Following is a list of just a few of the known vulnerabilities added recently. Updates or patches are available for virtually all known flaws.
- CVE-2009-4324: Flaw in both Adobe Acrobat and Adobe Reader that allows remote attackers to execute code via a crafted PDF file.
- CVE-2010-1297: Memory corruption vulnerability in Adobe Flash Player that enables remote attackers to execute code and conduct denial of service attacks.
- CVE-2018-17463 and CVE-2017-5070: Flaws in Chrome V8 that enable cybercriminals to execute code they can then exploit to access networks.
- CVE-2012-4969: Vulnerability in Microsoft Internet Explorer that allows remote execution of code. IE is a sunset system and any organization still using this browser should have replaced it long ago.
- CVE-2013-1331: Buffer overflow vulnerability in MS Office that enables remote attacks to be launched by bad actors.
- CVE-2012-0151: Flaw in MS Windows’ Authenticode Signature Verification function that allows attackers to execute remote code assisted by unsuspecting users.
In concert with the National Security Agency (NSA) and Federal Bureau of Investigation (FBI), the CISA emphatically recommends not only (1) patching affected software and devices, but also (2) removing or isolating compromised devices from the network, (3) replacing end-of-life hardware, (4) disabling unused or unnecessary services, ports, protocols and devices, and (5) enforcing multifactor authentication for all users, without exception.
There’s no excuse for falling victim to a cybercriminal’s exploitation of any known software vulnerability, thanks to the CVE catalog and availability of vendor software updates. Declare your freedom from known vulnerabilities by installing all updates pronto. If you are seriously backlogged, don’t try to tackle them all at once. Instead, create an update schedule and stick to it relentlessly. Your company’s cybersecurity depends on it.
Freedom from Social Engineering
Social engineering is a set of tactics that take advantage of human vulnerabilities for the benefit of the exploiters. Unsuspecting employees, who may also include part-timers or contractors, are duped into revealing information they shouldn’t share. And the results can be serious for their employers, whose data becomes accessible and exploitable virtually overnight.

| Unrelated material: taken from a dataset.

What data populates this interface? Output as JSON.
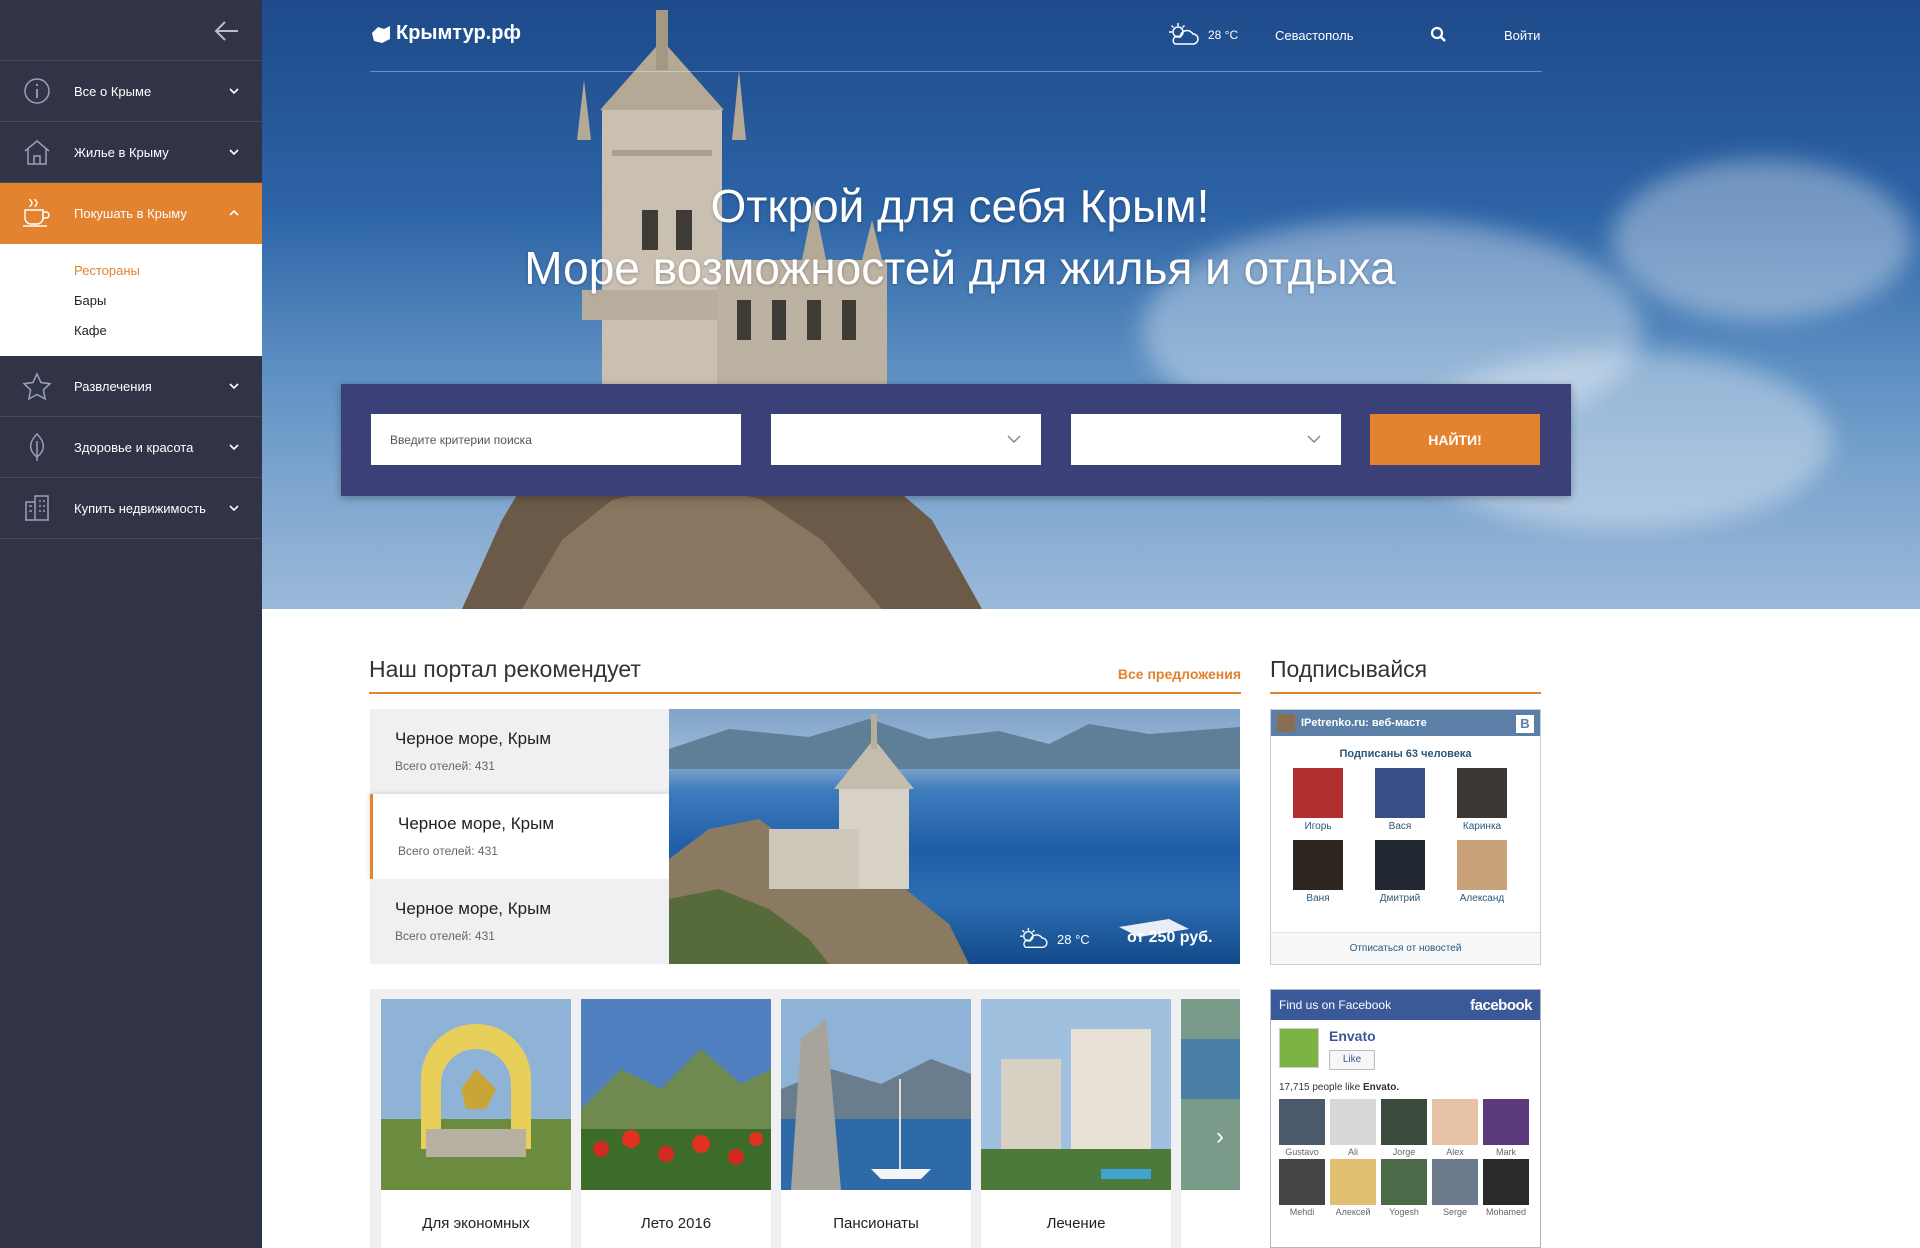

Employers can declare freedom from social engineering ploys by ensuring their employees are trained to spot these tactics and report them to designated company personnel. It’s better for an employee to report an unfounded suspicion than to wait for the suspicious activity to actually take place. Declare your freedom from social engineering with regular, robust cybersecurity awareness training. Regular training is effective in preventing social engineering by helping employees remember what to watch for and what to do when they see it.
As Independence Day approaches, we were inspired to call attention to some of the special freedoms that American organizations can provide for themselves—by ensuring that their cybersecurity programs are solid, comprehensive, and actively maintained.
Among the cyber freedoms we’ve described here, in no particular order, are the freedom from social engineering, freedom from easy hacks, freedom from ransomware payments, and the freedom from both unknown and known vulnerabilities. We’ve provided security guidance that has proven to be effective in repelling these and other types of cybercrimes across most industries. And we’ve provided links to resources that can assist you further.
Now it’s up to you to take the next steps and declare your freedom from cybercrime!